Патриотизм и запрет творчества

В прошлом году государство активно боролось с несколькими музыкантами и коллективами: конкретно с IC3PEAK. Претензия была к строкам «Я заливаю глаза керосином — пусть все горит, пусть все горит. На меня смотрит вся Россия — пусть все горит, пусть все горит». Для некоторых очевидно, что когда человек пишет о самосожжении на глазах страны, чтобы привлечь внимание — это ужасно и нужно запретить. Альтернативный вариант: тихонечко, с гордостью и стоя на коленях, радоваться всему что есть, даже если тебе это не нравится. Так выглядит псевдопатриотическая позиция. Но если вдуматься, что более патриотично — не иметь выбора и публично себя сжечь или благодарить за каждую подачку? Мы видим две опасные крайности, что очень плохо, так как складывается впечатление о существовании всего двух выходов. Я же уверен, что наверняка есть еще множество вариантов. Возможно, часть молодежи их не видит, поэтому у них появляется ощущение несправедливости.

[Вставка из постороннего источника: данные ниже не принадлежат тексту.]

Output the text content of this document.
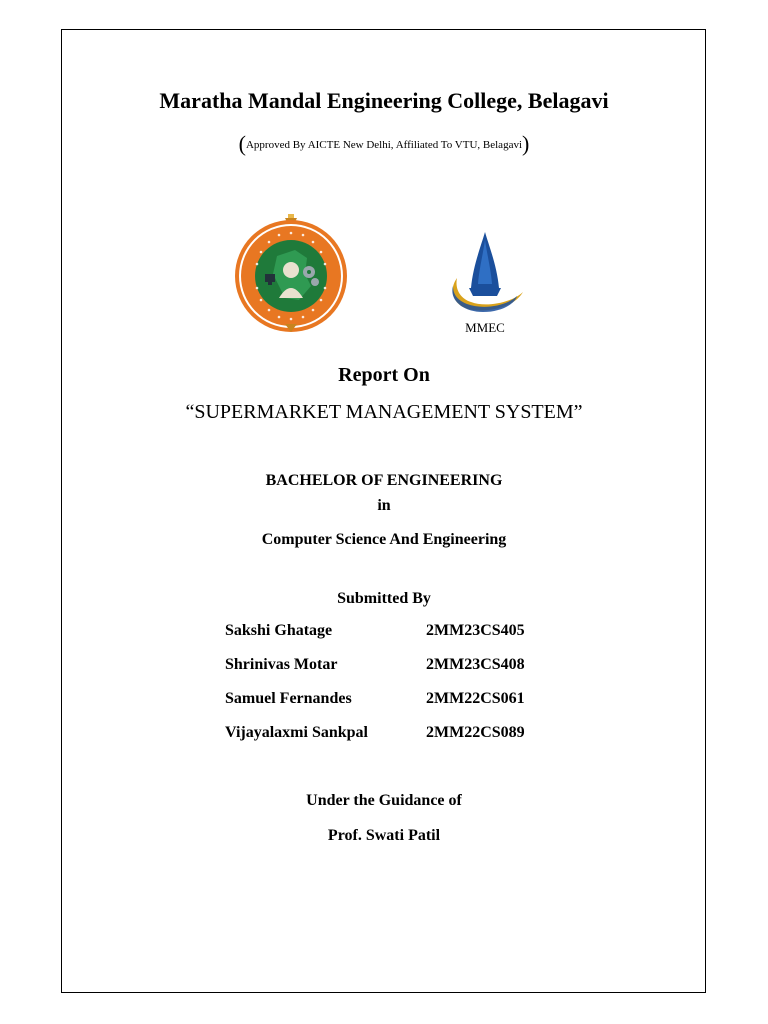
Maratha Mandal Engineering College, Belagavi
(Approved By AICTE New Delhi, Affiliated To VTU, Belagavi)
MMEC
Report On
“SUPERMARKET MANAGEMENT SYSTEM”
BACHELOR OF ENGINEERING
in
Computer Science And Engineering
Submitted By
Sakshi Ghatage	2MM23CS405
Shrinivas Motar	2MM23CS408
Samuel Fernandes	2MM22CS061
Vijayalaxmi Sankpal	2MM22CS089
Under the Guidance of
Prof. Swati Patil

Дело же не в последствиях от запретов свободного творчества, а в симптомах. Если что-то создается, значит оно кому-то нужно и на него есть спрос: нельзя его затыкать, надо прислушаться. Попытаться понять, откуда все взялось и почему. Очень странно, когда классная, идеологически единая и мощная страна борется с какой-то музыкальной группкой, которая просто поет свои песни. Либо страна настолько слаба, либо где-то произошла ошибка. Я считаю, что если элита начинает бояться и применять цензуру, то это уже опасно. Необходимо прежде всего пользоваться критическим мышлением при восприятии слов из тех же песен, например.

Кроме того, еще одна тенденция в связке «государство-молодежь» — сильное влияние милитаризма на патриотизм. Посыл примерно следующий: мы победили в Великой Отечественной войне, наши танки самые быстрые, самолеты — современные, подлодки — невидимые, а еще нас ненавидит весь мир. Я убежден, что Россию можно любить за многое, а не только за прошлые достижения.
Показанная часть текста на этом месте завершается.